Suspected Bullet Damage Shattered Windows of Kentucky Newspaper Office

Politics

Police in Lexington, Kentucky are investigating suspected gunshots fired into the windows of the Lexington Herald-Leader’s downtown building on Sunday morning. It’s not yet known who did this or why, although it’s tough to ignore that the incident took place in a national and local environment of alarming hostility towards the press. A reporter was allegedly “body-slammed” by a GOP candidate in Montana last week, while Kentucky’s own governor Matt Bevin recently likened journalists to “cicadas” and claimed that the Herald-Leader and Louisville’s Courier-Journal “don’t actually seem to care about Kentucky” while noting that the papers are owned by companies outside Kentucky (Bevin is from New England). On Sunday morning, the president tweeted “#FakeNews is the enemy!”

The Herald-Leader reports that three exterior windows were shattered and two were damaged, showing holes police say are consistent with bullet damage. The incident, which occurred when some employees were in the building but not near the area, is being investigated as criminal mischief, and publisher Rufus M. Friday said steps are being taken to increase security at the building. From the Herald-Leader:

“It’s concerning,” Friday said, especially given the level of rhetoric directed at journalists recently in the United States and in Kentucky.
“We’re going to be vigilant and continue to do what we do,” Friday said. “We’re not going to be deterred by this senseless act of vandalism.”

On Tuesday morning, the Herald-Leader also reported that Lexington police arrested a man for allegedly randomly shooting at a number of different locations on Memorial Day. The Herald-Leader noted that it wasn’t immediately clear whether the incident on Sunday was related.

In May, a number of individual journalists were violently targeted for doing their jobs. After Guardian reporter Ben Jacobs was seen and heard being slammed to the ground by GOP House candidate Greg Gianforte, Gianforte was charged for misdemeanor assault and went on to win the election; Alaska reporter Nathaniel Herz was allegedly slapped in the face by Republican state Sen. David Wilson; CQ Roll Call reporter John Donnelly said he was pinned against the wall by FCC security guards while he tried to question officials (the agency has apologized); and reporter Dan Heyman was arrested and charged with “willful disruption of government processes” while attempting to question HHS Secretary Tom Price.

The blatantly self-serving and inflammatory anti-journalist rhetoric we’re seeing every day from the White House has been mirrored in Kentucky, where Governor Matt Bevin (R), a Tea Party “outsider” who threatened to send his nine children into battle against a hypothetical Clinton administration, has waged a peevish crusade against journalists in the state (who have, of course, already seen their newsrooms decimated following years of layoffs and wage cuts; the vandalized Herald-Leader building in downtown Lexington, for example, was put on the market last year). The Bevin administration has been unresponsive to requests for comment from local reporters, including “the most innocuous of questions,” reporter Joe Sonka told the Courier-Journal.

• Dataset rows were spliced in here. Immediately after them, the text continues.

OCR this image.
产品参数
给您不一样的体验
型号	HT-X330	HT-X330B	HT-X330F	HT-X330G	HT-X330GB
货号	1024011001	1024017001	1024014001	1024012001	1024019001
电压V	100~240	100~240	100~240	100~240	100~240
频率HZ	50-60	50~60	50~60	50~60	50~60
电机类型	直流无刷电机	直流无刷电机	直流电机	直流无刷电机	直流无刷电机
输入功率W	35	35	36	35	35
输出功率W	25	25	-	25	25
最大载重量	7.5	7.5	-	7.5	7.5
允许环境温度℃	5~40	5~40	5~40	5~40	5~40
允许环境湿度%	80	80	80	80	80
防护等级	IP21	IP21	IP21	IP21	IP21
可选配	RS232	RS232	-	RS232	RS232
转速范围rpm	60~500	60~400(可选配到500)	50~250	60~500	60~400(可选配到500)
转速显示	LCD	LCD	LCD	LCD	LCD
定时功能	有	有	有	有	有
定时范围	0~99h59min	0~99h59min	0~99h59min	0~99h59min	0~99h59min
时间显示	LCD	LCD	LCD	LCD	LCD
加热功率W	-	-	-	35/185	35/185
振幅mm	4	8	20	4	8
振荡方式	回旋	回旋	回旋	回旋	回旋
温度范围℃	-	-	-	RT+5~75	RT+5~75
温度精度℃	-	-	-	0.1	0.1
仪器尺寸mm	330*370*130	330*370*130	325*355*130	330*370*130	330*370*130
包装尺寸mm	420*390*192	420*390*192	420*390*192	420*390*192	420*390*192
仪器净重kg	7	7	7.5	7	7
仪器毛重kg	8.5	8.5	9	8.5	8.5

Reporters have been scrutinizing Bevin’s financial ties, which have been difficult to suss out because he—like someone else we know—refuses to release his tax returns. “The governor is obviously annoyed because these newspapers keep asking legitimate questions he ignores about his financial and political relationships, such as the one with Louisville businessman Neil Ramsey,” Herald-Leader columnist Tom Eblen wrote. Bevin recently purchased a generously-priced mansion from Ramsay, a former campaign donor who had received state tax credits for investing $300,000 in a company partly owned by Bevin. A formal ethics complaint accusing the governor of using public office for private gain was filed against the administration last week by the chairman of Common Cause of Kentucky. (In a news conference on Friday, Bevin dismissed the ethics complaint as a political attack, said the property was overvalued, and said he was a minority owner of the company in question and that Ramsay was just one of up to 100 investors.)

“If Bevin thinks he can avoid accountability by insulting newspapers and comparing journalists to bugs, he has a lot to learn about being a public servant,” Eblen wrote. “He isn’t the first governor to have his questionable actions questioned, and he won’t be the last.”

Jezebel reached out to the Bevin administration for comment on the incident at the Herald-Leader, explaining that the article would note that the incident took place amid increased hostility toward the press from public officials including Gov. Bevin. The press office responded:

“Gov. Bevin condemns all acts of vandalism against any individual or institution. However, it is highly irresponsible to suggest a motive when we don’t even know the facts. This practice of journalism by innuendo is sloppy and reckless and was at the heart of the Governor’s comments last week.”